Say what you mean and mean what you say
When it comes to business, nobody likes a surprise and nobody likes to be let down – so make sure you guide your customer in their expectations about everything, including when you will visit, when you might produce a price and when you might start the job. Gas engineer John McLouglin puts it like this: “Don’t break a promise. One way is to not to make promises in the first place.”

It’s good to remember that every definite statement you make to the customer will be seen as a promise. For instance, the recent Powered Now survey of homeowners (Declaration: I work for this company) revealed that 85% of homeowners don’t want to do business with tradesmen who arrive late.

Good first impressions
Even the first telephone contact sets the odds of your likelihood of sales success. You have to be professional but sometimes it won’t be convenient to take a call. So explain and ask when it would be okay to call back, then stick to the commitment. Often the customer may not be so diligent and may not answer the call at the chosen hour. However, by leaving a pleasant voicemail you can build some trust and they will then feel obligated to you.

Always make notes on that first call; nothing is more irritating than for the prospect to have to repeat what they have already explained when you turn up to quote.

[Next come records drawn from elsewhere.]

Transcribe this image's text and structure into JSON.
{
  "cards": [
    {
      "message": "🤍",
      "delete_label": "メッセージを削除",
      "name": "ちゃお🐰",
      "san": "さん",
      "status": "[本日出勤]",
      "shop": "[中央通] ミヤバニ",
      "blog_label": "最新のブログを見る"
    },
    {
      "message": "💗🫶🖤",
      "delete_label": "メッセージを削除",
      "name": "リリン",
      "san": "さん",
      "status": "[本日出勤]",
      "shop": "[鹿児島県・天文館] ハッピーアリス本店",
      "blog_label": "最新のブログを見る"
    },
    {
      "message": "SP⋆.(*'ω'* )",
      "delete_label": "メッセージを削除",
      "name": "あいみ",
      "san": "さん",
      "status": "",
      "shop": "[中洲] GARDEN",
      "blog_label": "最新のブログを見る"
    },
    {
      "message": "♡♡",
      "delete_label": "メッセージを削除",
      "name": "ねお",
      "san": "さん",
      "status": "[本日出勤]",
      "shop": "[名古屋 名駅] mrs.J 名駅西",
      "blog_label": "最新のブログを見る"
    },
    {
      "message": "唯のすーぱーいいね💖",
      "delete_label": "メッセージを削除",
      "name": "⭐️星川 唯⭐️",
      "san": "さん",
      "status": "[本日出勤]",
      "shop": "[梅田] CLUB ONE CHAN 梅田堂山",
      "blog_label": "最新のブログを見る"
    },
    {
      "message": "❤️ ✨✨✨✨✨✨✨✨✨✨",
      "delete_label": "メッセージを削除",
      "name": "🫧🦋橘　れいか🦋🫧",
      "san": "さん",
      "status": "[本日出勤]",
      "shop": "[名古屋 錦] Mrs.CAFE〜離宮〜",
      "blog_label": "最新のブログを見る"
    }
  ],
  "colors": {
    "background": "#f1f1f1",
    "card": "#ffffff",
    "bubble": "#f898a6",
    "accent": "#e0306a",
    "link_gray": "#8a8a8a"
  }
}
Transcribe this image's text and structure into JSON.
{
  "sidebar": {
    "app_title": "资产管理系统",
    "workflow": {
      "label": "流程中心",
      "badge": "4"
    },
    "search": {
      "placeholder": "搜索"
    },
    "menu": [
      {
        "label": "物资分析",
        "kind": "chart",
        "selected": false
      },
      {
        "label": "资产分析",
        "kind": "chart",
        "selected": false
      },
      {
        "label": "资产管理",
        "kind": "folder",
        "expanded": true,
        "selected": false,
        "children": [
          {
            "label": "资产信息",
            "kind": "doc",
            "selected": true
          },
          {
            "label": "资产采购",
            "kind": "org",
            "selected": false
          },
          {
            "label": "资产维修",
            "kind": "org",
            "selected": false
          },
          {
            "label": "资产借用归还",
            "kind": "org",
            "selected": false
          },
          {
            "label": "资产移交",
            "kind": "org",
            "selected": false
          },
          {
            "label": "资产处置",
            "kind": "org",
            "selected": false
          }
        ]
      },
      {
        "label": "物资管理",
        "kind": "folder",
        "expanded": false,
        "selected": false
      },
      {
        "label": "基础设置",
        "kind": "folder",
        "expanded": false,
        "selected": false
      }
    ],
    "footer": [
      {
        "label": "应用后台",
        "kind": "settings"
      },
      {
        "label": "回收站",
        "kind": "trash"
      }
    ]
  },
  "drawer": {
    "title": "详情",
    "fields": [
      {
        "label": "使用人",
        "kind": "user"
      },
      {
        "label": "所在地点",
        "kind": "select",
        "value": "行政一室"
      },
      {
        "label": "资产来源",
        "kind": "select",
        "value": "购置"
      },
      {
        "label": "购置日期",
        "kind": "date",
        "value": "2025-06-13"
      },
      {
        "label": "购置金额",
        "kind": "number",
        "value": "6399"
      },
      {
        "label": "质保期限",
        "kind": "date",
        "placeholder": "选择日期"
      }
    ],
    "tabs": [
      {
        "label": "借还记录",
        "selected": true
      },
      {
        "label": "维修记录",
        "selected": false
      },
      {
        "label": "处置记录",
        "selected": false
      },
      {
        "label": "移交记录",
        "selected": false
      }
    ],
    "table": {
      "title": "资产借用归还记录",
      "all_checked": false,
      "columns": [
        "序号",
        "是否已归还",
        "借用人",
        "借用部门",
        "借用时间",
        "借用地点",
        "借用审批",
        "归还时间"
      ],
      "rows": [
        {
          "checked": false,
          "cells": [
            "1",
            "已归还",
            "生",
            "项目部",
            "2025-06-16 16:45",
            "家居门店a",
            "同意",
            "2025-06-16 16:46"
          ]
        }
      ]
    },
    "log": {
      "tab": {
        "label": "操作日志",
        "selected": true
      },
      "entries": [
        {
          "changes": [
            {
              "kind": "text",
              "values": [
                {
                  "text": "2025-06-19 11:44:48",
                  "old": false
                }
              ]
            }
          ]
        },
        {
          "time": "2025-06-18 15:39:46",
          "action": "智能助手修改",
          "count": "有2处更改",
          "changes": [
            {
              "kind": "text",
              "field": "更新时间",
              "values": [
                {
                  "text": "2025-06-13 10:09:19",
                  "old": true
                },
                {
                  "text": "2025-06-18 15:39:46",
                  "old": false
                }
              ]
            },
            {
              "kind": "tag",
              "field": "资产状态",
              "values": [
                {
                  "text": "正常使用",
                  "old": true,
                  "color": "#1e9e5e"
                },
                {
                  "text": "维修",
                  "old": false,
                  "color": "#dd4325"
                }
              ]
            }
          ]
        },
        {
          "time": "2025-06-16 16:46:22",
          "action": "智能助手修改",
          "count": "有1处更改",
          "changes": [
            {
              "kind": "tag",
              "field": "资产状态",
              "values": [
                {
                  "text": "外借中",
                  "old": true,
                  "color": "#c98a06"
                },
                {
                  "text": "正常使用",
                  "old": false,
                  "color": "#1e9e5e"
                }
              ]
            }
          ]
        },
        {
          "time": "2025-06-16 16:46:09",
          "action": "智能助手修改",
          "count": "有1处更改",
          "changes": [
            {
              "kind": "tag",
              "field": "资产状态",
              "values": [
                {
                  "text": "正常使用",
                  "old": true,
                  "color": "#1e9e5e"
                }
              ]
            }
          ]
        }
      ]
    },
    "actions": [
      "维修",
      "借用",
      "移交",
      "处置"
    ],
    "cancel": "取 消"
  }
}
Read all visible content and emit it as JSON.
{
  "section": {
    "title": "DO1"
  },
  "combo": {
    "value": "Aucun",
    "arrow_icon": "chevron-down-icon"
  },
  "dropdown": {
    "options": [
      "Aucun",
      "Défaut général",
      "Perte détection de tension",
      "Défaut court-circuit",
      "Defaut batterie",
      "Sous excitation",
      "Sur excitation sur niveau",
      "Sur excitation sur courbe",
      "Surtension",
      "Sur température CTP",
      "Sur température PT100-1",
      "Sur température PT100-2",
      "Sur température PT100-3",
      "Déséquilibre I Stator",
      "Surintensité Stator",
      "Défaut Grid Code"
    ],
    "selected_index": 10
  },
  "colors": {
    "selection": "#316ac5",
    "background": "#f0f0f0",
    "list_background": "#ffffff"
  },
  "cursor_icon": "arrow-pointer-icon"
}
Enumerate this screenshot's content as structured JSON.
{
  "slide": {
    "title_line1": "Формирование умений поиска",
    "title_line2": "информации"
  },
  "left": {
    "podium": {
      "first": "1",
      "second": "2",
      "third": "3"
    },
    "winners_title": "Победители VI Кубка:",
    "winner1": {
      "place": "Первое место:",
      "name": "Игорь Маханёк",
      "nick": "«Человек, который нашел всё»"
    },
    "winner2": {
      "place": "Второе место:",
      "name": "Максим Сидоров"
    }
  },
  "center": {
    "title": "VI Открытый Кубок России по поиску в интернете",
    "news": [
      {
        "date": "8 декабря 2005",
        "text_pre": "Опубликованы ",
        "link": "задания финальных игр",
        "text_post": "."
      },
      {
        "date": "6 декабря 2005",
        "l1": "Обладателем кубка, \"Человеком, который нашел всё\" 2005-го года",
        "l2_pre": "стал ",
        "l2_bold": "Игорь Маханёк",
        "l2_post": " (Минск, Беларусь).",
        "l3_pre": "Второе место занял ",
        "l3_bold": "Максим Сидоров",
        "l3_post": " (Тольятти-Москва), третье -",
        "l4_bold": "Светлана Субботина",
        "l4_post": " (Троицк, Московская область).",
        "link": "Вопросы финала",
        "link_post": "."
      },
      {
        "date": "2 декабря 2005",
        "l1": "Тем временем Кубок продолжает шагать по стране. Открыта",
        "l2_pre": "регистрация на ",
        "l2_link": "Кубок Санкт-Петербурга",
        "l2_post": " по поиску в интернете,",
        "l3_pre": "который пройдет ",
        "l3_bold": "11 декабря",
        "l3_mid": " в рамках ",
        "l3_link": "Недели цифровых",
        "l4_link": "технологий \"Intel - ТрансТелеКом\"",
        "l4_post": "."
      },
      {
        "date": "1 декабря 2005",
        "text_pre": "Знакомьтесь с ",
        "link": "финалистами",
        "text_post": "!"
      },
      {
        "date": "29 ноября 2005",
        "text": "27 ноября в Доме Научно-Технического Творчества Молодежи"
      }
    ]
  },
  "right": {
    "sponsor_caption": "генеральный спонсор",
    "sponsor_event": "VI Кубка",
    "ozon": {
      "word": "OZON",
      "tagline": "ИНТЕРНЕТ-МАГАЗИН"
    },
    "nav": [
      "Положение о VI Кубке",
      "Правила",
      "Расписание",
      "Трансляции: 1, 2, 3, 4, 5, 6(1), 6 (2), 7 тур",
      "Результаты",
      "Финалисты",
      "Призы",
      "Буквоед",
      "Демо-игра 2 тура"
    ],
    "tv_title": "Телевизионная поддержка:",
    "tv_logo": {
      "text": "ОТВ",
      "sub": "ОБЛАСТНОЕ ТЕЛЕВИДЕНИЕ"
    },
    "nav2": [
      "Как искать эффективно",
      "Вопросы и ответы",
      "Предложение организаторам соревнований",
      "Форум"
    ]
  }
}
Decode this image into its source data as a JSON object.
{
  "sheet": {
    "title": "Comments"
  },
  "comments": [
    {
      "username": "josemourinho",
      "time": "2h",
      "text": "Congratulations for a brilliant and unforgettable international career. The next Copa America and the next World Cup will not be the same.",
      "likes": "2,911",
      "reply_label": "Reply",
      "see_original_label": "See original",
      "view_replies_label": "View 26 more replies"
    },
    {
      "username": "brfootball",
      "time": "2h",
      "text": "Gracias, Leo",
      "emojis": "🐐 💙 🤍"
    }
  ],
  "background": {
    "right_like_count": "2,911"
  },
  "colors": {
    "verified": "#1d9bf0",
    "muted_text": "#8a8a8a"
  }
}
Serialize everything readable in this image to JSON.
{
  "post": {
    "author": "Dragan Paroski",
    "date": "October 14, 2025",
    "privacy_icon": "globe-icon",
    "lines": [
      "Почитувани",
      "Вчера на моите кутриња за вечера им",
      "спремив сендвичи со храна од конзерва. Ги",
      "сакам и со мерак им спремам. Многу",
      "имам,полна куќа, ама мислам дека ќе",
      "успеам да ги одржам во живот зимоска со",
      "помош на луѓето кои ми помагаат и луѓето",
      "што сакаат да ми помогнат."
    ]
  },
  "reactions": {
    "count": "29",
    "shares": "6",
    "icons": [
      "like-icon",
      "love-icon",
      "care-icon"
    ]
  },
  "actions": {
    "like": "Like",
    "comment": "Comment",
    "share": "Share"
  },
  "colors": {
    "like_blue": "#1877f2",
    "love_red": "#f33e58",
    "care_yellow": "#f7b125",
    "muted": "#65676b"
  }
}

I’ve bought from many tradesmen over the years and if a company makes a bad first impression and fails to establish credibility, they are already onto a loser.

Maximise credibility
Membership of trade associations and the right qualifications all help with credibility, so make sure your prospects know about them.

Adam Taylor is my company’s online marketing manager. He had done some DIY on his plumbing and the water wouldn’t come back on. He found a plumber via Google and he turned up within an hour. His professionalism won Adam over immediately, from arriving quickly as promised to taking off his shoes at the door, turning up in a clean van and handling Adam with respect, despite his mistakes.

Selling yourself on site
Obviously when you are face-to-face with the prospect, it’s a great opportunity. One technique is to show before and after pictures of similar work done previously – the homeowner can see how neat and tidy the job was. It all helps.

Try to get the prospect’s price expectations into the right ball park. Ask them how much they think the job will cost. If there’s no chance of meeting the price then give them that feedback. No-one likes surprises, as I said before.

Always replay the requirements to the customer before you leave. This makes sure that you understood them properly and shows that you have been listening. This too builds trust.

The close
There is a lot of rubbish talked about closing business, as though there is a secret method. That’s just not true. If your customer trusts you, it doesn’t take much for them to commit to the sale. So you can ask the customer for the business, but do it in a natural way that isn’t forced. Maybe “Would you like me to book in the work?” or “When would it work for you to start?” You get the idea.

All business is about selling but selling is about trust and that’s about how you conduct yourself both pre- and post-sale. Recommendations provide the easiest sales and they come from doing a great job. That’s the biggest key to growing your business.